DSM opened the Jiangyin facility in 1997 and now employs more than 100 there. The company also operates Asian compounding sites in India, Japan and Singapore. Currently, about 15 percent of DSM's global engineering plastics business comes from Asia.
``DSM aims to exceed this [25 percent] growth rate through ... customer support infrastructure, technical performance and commitment to markets in Asia and, in particular, China,'' DSM Engineering Plastics sales and marketing director Jan Waninge said in the release.
DSM Engineering Plastics is part of DSM NV's Performance Materials unit. Performance Materials sales were flat at about 1.3 billion euros ($1.6 billion) in the first nine months of 2003, but the unit's operating profit dropped almost 18 percent to 74 million euros ($92 million).
Through September, Performance Materials was the second largest of DSM's three operating units, bringing in about one-third of total sales. In addition to engineering resins and compounds, the unit makes a line of thermoplastic elastomers.
DSM has moved further into higher-end specialty materials in recent years. The firm punctuated that move in April 2002 when it sold its lower-margin petrochemicals unit - including major European polyethylene and polypropylene assets - to Saudi Basic Industries Corp. [Sabic] of Riyadh, Saudi Arabia.
Basell - the Hoofddorp, the Netherlands-based firm that ranks as the world's largest polypropylene maker - this month will begin construction of a new PP compounding plant in the Suzhou Industrial Park near Shanghai. The plant is expected to open in early 2005 and eventually will have an annual capacity of 130 million pounds.
The new plant ``will further strengthen [Basell's] global advanced polyolefins' supply network for customers in the automotive, appliances and industrial sectors,'' according to Basell advanced polyolefins president Sergio Danesi.

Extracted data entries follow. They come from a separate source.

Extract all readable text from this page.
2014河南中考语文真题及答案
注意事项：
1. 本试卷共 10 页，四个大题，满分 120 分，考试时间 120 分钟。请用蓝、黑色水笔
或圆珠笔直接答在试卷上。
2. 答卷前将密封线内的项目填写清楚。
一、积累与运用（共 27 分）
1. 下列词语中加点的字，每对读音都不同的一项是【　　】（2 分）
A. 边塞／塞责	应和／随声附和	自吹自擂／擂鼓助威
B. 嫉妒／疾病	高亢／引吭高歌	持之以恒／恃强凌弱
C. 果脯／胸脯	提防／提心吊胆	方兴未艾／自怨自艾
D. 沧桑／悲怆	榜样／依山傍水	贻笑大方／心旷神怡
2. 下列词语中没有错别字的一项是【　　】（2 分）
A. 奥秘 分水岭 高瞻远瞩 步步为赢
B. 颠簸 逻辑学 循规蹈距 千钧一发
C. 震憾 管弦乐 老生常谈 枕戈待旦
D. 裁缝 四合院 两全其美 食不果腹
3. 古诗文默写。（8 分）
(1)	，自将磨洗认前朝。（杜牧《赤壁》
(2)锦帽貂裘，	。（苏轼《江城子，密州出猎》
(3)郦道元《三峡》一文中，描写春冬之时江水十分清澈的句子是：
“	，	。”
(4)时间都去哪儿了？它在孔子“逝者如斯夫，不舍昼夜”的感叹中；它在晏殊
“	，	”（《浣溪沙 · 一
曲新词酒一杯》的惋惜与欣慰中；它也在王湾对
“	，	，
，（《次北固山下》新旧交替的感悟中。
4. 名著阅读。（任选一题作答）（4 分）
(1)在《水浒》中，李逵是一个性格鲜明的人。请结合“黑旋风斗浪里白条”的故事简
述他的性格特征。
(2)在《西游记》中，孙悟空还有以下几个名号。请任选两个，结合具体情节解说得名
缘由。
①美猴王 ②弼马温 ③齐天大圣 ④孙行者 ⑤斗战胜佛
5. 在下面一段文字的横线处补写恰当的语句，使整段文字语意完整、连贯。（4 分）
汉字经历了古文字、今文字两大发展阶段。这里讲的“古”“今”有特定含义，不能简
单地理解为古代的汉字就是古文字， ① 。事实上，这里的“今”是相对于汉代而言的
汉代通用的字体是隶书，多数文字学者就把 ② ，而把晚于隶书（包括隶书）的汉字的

Basell, a joint venture between BASF AG and Royal Dutch/Shell Group, posted sales of almost $5.9 billion in 2002.
Noveon, based in Brecksville, Ohio, will build a thermoplastic polyurethane plant near Shanghai. The plant is set to open in late 2004. Currently, Noveon supplies Asian customers with TPU from plants in the United States and Belgium.
``Asia is a key driver for our future growth,'' Noveon Vice President and General Manager Julian Steinberg said. ``The new manufacturing facility is being put into place to add global capacity and improve service levels to our customers in China and the Asia-Pacific region.''
Through the first nine months of 2003, Noveon's sales were up more than 5 percent to $855 million vs. the year-ago period, but its pretax profit slipped almost 9 percent to $148 million.
DSM, Basell and Noveon join a growing list of resin makers and compounders that have announced Chinese expansion projects in recent months. That list includes GE Plastics and Ampacet Corp.
Even if DSM, Basell and Noveon aren't the first to establish compounding beachheads in China, they still can benefit, according to John Jones, president of Applied Market Information LLC, a consulting firm in Wyomissing, Pa.
``The growth in China is such that if [DSM, Basell and Noveon] can establish themselves now, they can still be timely,'' Jones said in a recent telephone interview. ``China is consuming a lot of product. Their output isn't just for the export market. Their automotive growth is especially strong.''
Building a compounding site also might be a way for a resin maker to test the water in China, Jones said, since compounding assets require far less capital than resin assets do.